Environment

Property values over public health? Duggan told neighbor of toxic Detroit Jeep plant he'd thank him later

October 10, 2021, 1:26 PM by  Violet Ikonomova


View of Jeep plant from Beniteau Street resident Robert Shobe's backyard. (Photo: Tom Perkins)

Detroit Mayor Mike Duggan continues to downplay concerns of neighbors living beside a newly expanded Jeep plant days after it emerged it violated state air quality rules.

As the east-side plant's expansion plans sailed through the city and state’s environmental agency over the last two years, residents on Beniteau Street voiced fears about what the spike in air pollution would mean for their health and property values.

Residents in the largely low-income, Black area who suffer from COPD, bronchitis, cancer and other serious health problems say the plant would prevent them from selling their homes for enough to move into quality housing elsewhere, effectively trapping them next to the toxin-spewing plant. 

Though some residents received $15,000 from a community benefits agreement with Stellantis (née FCA), they say it’s not enough to seal their homes and fully protect thems from the plant's emissions.

In April, Beniteau resident Robert Shobe told Duggan about the residents' predicament, asking for the mayor’s help in developing a quicker means of communication with residents in the case of a spike in emissions rather than "us hearing their alarms and bells going off and we have no idea what’s going on."
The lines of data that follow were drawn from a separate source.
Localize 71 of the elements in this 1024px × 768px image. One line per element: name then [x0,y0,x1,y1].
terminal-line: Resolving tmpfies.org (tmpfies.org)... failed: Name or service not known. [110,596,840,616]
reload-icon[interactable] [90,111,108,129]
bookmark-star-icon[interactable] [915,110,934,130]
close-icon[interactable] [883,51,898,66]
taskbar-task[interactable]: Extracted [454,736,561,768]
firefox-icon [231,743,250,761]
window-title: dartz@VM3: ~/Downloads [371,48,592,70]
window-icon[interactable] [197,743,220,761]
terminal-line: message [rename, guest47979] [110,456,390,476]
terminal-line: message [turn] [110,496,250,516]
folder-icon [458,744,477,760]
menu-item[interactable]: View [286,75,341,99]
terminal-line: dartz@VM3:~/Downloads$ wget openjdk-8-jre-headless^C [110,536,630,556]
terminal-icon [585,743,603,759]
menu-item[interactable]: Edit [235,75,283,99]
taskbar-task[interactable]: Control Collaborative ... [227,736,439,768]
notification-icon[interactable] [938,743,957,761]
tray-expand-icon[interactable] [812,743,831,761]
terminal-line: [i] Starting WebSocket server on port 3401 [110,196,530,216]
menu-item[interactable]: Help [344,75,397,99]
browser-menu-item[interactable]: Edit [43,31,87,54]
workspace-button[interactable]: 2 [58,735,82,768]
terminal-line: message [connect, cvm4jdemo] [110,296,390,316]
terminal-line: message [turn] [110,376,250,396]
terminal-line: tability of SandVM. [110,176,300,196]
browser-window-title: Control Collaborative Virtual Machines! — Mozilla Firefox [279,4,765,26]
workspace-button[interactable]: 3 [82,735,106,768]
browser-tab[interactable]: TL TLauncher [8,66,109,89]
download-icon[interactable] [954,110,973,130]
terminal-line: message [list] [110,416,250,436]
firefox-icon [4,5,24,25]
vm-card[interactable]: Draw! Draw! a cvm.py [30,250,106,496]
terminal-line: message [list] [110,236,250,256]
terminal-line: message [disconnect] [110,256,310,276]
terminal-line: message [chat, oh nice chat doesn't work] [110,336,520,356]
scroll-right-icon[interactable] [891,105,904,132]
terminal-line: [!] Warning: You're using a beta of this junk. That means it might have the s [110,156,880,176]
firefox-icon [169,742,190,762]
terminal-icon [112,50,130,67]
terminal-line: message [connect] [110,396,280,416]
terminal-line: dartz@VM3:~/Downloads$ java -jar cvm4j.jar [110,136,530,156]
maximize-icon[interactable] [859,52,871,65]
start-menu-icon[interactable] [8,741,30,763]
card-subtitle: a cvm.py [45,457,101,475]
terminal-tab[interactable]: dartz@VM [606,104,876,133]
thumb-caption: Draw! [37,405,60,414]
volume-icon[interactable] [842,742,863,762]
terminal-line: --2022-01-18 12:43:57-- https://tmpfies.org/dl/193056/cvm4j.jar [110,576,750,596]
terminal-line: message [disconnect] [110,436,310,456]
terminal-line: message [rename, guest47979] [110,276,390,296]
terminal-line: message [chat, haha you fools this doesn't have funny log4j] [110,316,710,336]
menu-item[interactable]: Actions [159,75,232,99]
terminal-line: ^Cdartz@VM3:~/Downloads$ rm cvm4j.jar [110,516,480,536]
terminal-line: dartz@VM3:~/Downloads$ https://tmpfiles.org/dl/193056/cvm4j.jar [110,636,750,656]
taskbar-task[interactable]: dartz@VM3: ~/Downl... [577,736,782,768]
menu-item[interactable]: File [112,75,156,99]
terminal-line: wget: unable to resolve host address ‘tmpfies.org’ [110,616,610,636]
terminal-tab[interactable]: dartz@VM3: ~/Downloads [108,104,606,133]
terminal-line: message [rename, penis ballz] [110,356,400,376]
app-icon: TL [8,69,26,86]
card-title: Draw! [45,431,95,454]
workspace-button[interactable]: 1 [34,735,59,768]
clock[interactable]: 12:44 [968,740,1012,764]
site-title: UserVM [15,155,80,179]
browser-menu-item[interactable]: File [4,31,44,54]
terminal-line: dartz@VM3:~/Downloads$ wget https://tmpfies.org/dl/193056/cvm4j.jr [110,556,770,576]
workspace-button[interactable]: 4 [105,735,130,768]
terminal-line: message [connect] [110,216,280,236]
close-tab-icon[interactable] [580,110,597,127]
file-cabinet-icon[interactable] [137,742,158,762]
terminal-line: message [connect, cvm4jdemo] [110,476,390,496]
Duggan told Shobe not to worry.

“You may not be happy with me yet, but I am gonna predict that the property values on Beniteau are going to rise about as fast as any in this city, certainly what we’ve done already has been remarkable but we are also going to target going into the abandoned houses and fixing them up,” Duggan said. “I think it is going to significantly raise the value on the block and I think you’re going to get the chance to get out of there.

"So I know you’ve wanted us to buy you out forever so … when you one day sell the house for a good price, just send me a note to say I wasn’t so bad.”

Shobe found the response arrogant, he told a Planet Detroit reporter. Congresswoman Rashida Tlaib also questioned the mayor's response, tweeting: "So breathe in pollution and toxins and die?" adding that the statement put property values over public health.

When asked on Friday if the mayor stood by his comments given the air quality violation, Duggan spokesperson John Roach said he did.

“The mayor was addressing the impact of the demolition of blighted buildings on the street — what he said was and is entirely accurate,” Roach said. “The city has no legal authority over the air quality and he never suggested that it did.”

Roach did not respond when asked what evidence the city has that blight remediation would boost property values more than toxic air might depress them.